La referencia a Ozu adquiere inesperada actualidad, ya que acaban de reestrenarse en España dos películas de este gran maestro japonés: Cuentos de Tokio (1953) y Buenos días (1959). El gusto por el plano secuencia que le caracteriza, y que también Imamura utiliza con frecuencia, está condicionado en éste por el ritmo más «occidental» que imprime a sus relatos, y que le lleva a acortar la duración de unos planos que en aquél tendían a ser interminables. Uno y otro comparten asimismo la profunda preocupación por el ser humano, ajena a los efectismos tan en boga hoy, también en el cine oriental. En este sentido, la afirmación de Imamura: «Estoy tan obsesionado por las personas que podría decir que me devora mi pasión por ellas», puede aplicarse perfectamente al protagonista de su Doctor Akagi, angustiado ante la brutalidad del ejército y la venalidad de sus mandos y que sufre una profunda crisis ética cuando, preocupado por estudiar la hepatitis, dejade atender a una paciente, que muere sin su auxilio.

Tampoco deben olvidarse las referencias autobiográficas: el padre de Imamura fue uno de los primeros profesionales de Tokio que se implicaron en lo que hoy llamaríamos «medicina social», y parece que realizaba las mismas carreras de casa en casa, sin preocuparse por la falta de medios y de reconocimiento público, por lo que la escena en la que Akagi acude a una reunión de médicos donde se premia su abnegada labor, con los participantes puestos en pie aplaudiendo, puede interpretarse como un homenaje del autor a la figura de su padre.

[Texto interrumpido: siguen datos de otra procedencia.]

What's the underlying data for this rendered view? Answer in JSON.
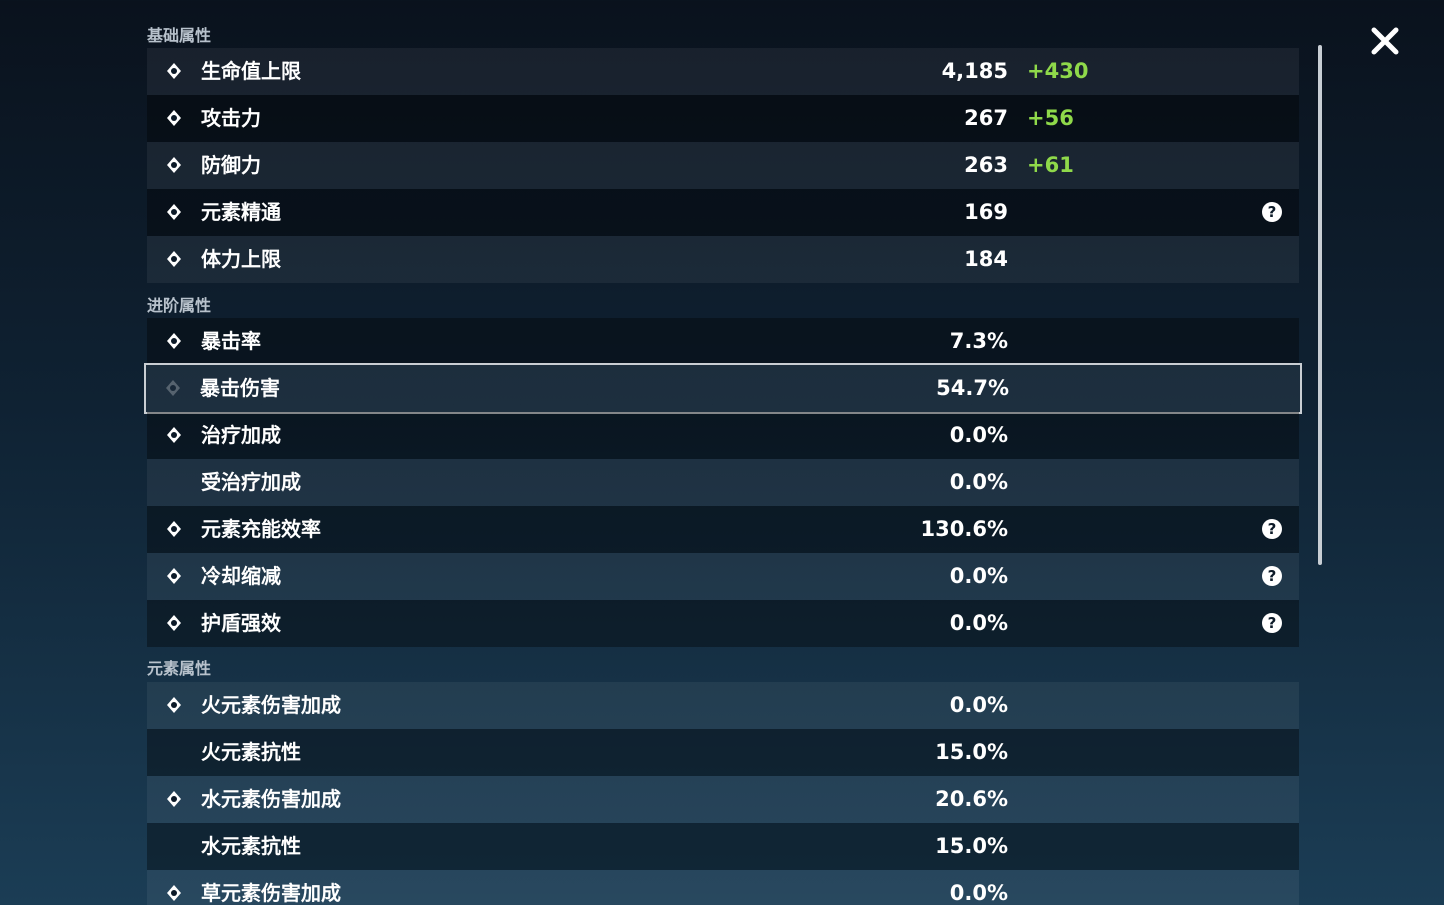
{
  "sections": [
    {
      "title": "基础属性",
      "rows": [
        {
          "label": "生命值上限",
          "value": "4,185",
          "bonus": "+430"
        },
        {
          "label": "攻击力",
          "value": "267",
          "bonus": "+56"
        },
        {
          "label": "防御力",
          "value": "263",
          "bonus": "+61"
        },
        {
          "label": "元素精通",
          "value": "169",
          "help": true
        },
        {
          "label": "体力上限",
          "value": "184"
        }
      ]
    },
    {
      "title": "进阶属性",
      "rows": [
        {
          "label": "暴击率",
          "value": "7.3%"
        },
        {
          "label": "暴击伤害",
          "value": "54.7%",
          "selected": true
        },
        {
          "label": "治疗加成",
          "value": "0.0%"
        },
        {
          "label": "受治疗加成",
          "value": "0.0%"
        },
        {
          "label": "元素充能效率",
          "value": "130.6%",
          "help": true
        },
        {
          "label": "冷却缩减",
          "value": "0.0%",
          "help": true
        },
        {
          "label": "护盾强效",
          "value": "0.0%",
          "help": true
        }
      ]
    },
    {
      "title": "元素属性",
      "rows": [
        {
          "label": "火元素伤害加成",
          "value": "0.0%"
        },
        {
          "label": "火元素抗性",
          "value": "15.0%"
        },
        {
          "label": "水元素伤害加成",
          "value": "20.6%"
        },
        {
          "label": "水元素抗性",
          "value": "15.0%"
        },
        {
          "label": "草元素伤害加成",
          "value": "0.0%"
        }
      ]
    }
  ]
}
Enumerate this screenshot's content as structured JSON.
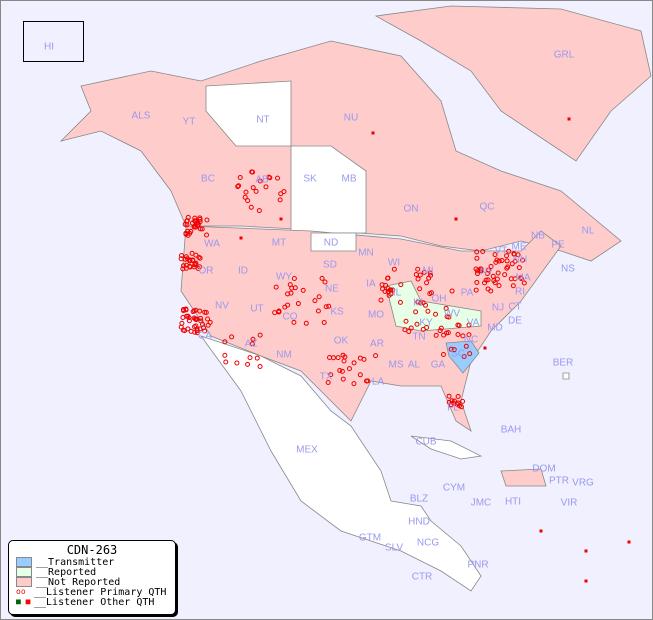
{
  "title": "CDN-263",
  "legend": [
    {
      "label": "__Transmitter",
      "color": "#99ccff"
    },
    {
      "label": "__Reported",
      "color": "#e6ffe6"
    },
    {
      "label": "__Not Reported",
      "color": "#ffcccc"
    },
    {
      "label": "__Listener Primary QTH",
      "marker": "open-circle"
    },
    {
      "label": "__Listener Other QTH",
      "marker": "filled-square"
    }
  ],
  "colors": {
    "background": "#f0f0ff",
    "not_reported": "#ffcccc",
    "reported": "#e6ffe6",
    "transmitter": "#99ccff",
    "unlisted": "#ffffff",
    "label": "#9999ee",
    "listener": "#ff0000"
  },
  "labels": [
    "HI",
    "ALS",
    "YT",
    "NT",
    "NU",
    "GRL",
    "BC",
    "AB",
    "SK",
    "MB",
    "ON",
    "QC",
    "NL",
    "NS",
    "NB",
    "PE",
    "WA",
    "OR",
    "ID",
    "MT",
    "ND",
    "SD",
    "WY",
    "NE",
    "MN",
    "WI",
    "MI",
    "IA",
    "IL",
    "IN",
    "OH",
    "PA",
    "NY",
    "VT",
    "NH",
    "ME",
    "MA",
    "RI",
    "CT",
    "NJ",
    "DE",
    "MD",
    "WV",
    "VA",
    "KY",
    "TN",
    "NC",
    "SC",
    "GA",
    "AL",
    "MS",
    "LA",
    "AR",
    "MO",
    "KS",
    "OK",
    "TX",
    "NM",
    "AZ",
    "UT",
    "CO",
    "NV",
    "CA",
    "FL",
    "BER",
    "BAH",
    "CUB",
    "CYM",
    "JMC",
    "HTI",
    "DOM",
    "PTR",
    "VRG",
    "VIR",
    "MEX",
    "BLZ",
    "GTM",
    "HND",
    "SLV",
    "NCG",
    "CTR",
    "PNR"
  ]
}
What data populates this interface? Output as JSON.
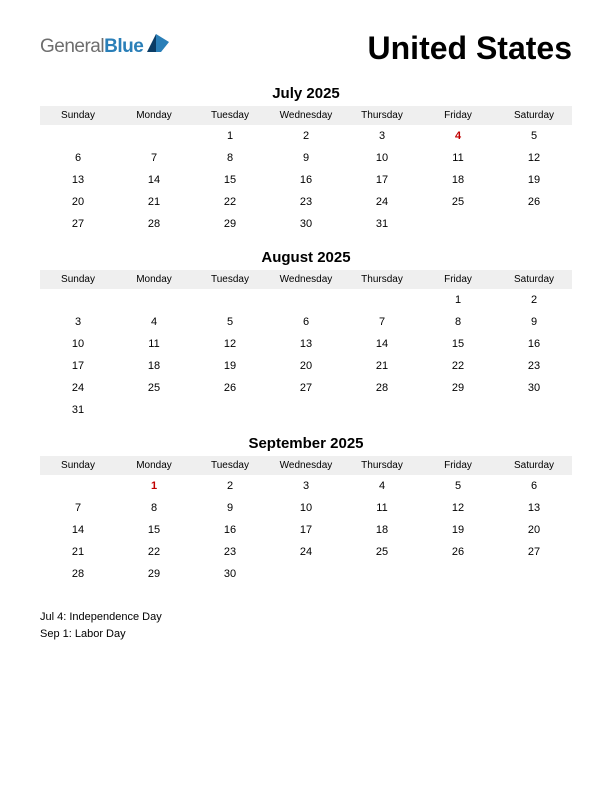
{
  "logo": {
    "text1": "General",
    "text2": "Blue",
    "color1": "#6e6e6e",
    "color2": "#2a7fb8",
    "mark_color_dark": "#0b3d66",
    "mark_color_light": "#2a7fb8"
  },
  "country": "United States",
  "day_headers": [
    "Sunday",
    "Monday",
    "Tuesday",
    "Wednesday",
    "Thursday",
    "Friday",
    "Saturday"
  ],
  "header_bg": "#efefef",
  "text_color": "#000000",
  "holiday_color": "#c00000",
  "background_color": "#ffffff",
  "font_family": "Arial, Helvetica, sans-serif",
  "months": [
    {
      "title": "July 2025",
      "weeks": [
        [
          "",
          "",
          "1",
          "2",
          "3",
          "4",
          "5"
        ],
        [
          "6",
          "7",
          "8",
          "9",
          "10",
          "11",
          "12"
        ],
        [
          "13",
          "14",
          "15",
          "16",
          "17",
          "18",
          "19"
        ],
        [
          "20",
          "21",
          "22",
          "23",
          "24",
          "25",
          "26"
        ],
        [
          "27",
          "28",
          "29",
          "30",
          "31",
          "",
          ""
        ]
      ],
      "holidays": [
        [
          0,
          5
        ]
      ]
    },
    {
      "title": "August 2025",
      "weeks": [
        [
          "",
          "",
          "",
          "",
          "",
          "1",
          "2"
        ],
        [
          "3",
          "4",
          "5",
          "6",
          "7",
          "8",
          "9"
        ],
        [
          "10",
          "11",
          "12",
          "13",
          "14",
          "15",
          "16"
        ],
        [
          "17",
          "18",
          "19",
          "20",
          "21",
          "22",
          "23"
        ],
        [
          "24",
          "25",
          "26",
          "27",
          "28",
          "29",
          "30"
        ],
        [
          "31",
          "",
          "",
          "",
          "",
          "",
          ""
        ]
      ],
      "holidays": []
    },
    {
      "title": "September 2025",
      "weeks": [
        [
          "",
          "1",
          "2",
          "3",
          "4",
          "5",
          "6"
        ],
        [
          "7",
          "8",
          "9",
          "10",
          "11",
          "12",
          "13"
        ],
        [
          "14",
          "15",
          "16",
          "17",
          "18",
          "19",
          "20"
        ],
        [
          "21",
          "22",
          "23",
          "24",
          "25",
          "26",
          "27"
        ],
        [
          "28",
          "29",
          "30",
          "",
          "",
          "",
          ""
        ]
      ],
      "holidays": [
        [
          0,
          1
        ]
      ]
    }
  ],
  "holiday_list": [
    "Jul 4: Independence Day",
    "Sep 1: Labor Day"
  ]
}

Junto al dramatismo de la historia, a la belleza de algunos planos –cuidados al milímetro– y a unas composiciones que recuerdan insistentemente a los grandes directores del cine oriental, Doctor Akagi contiene también otro registro sorprendente: la comicidad, representada por la imagen del protagonista corriendo perfectamente trajeado, por el cirujano que se inyecta la morfina destinada a sus pacientes, por la magnífica escena entre la prostituta Sonoko y un cliente cuya manía consiste en introducir huevos de gallina en sus juegos sexuales –detalle utilizado ya por el erotómano polaco Walerian Borowcyzk en su adaptación del relato de André Pyeire de Mandiargues, La marge, titulada en España Una mujer de la vida(1976)–, o por ese inesperado final, en el que la explosión de la bomba adquiere la forma de un hígado, y que esconde al mismo tiempo una reflexión de gran alcance: la enfermedad que Akagi diagnosticaba y que se incubaba en el cuerpo de sus pacientes, amenazando con hacerles estallar el vientre, no era otra cosa que la ira de todos ellos contra la guerra.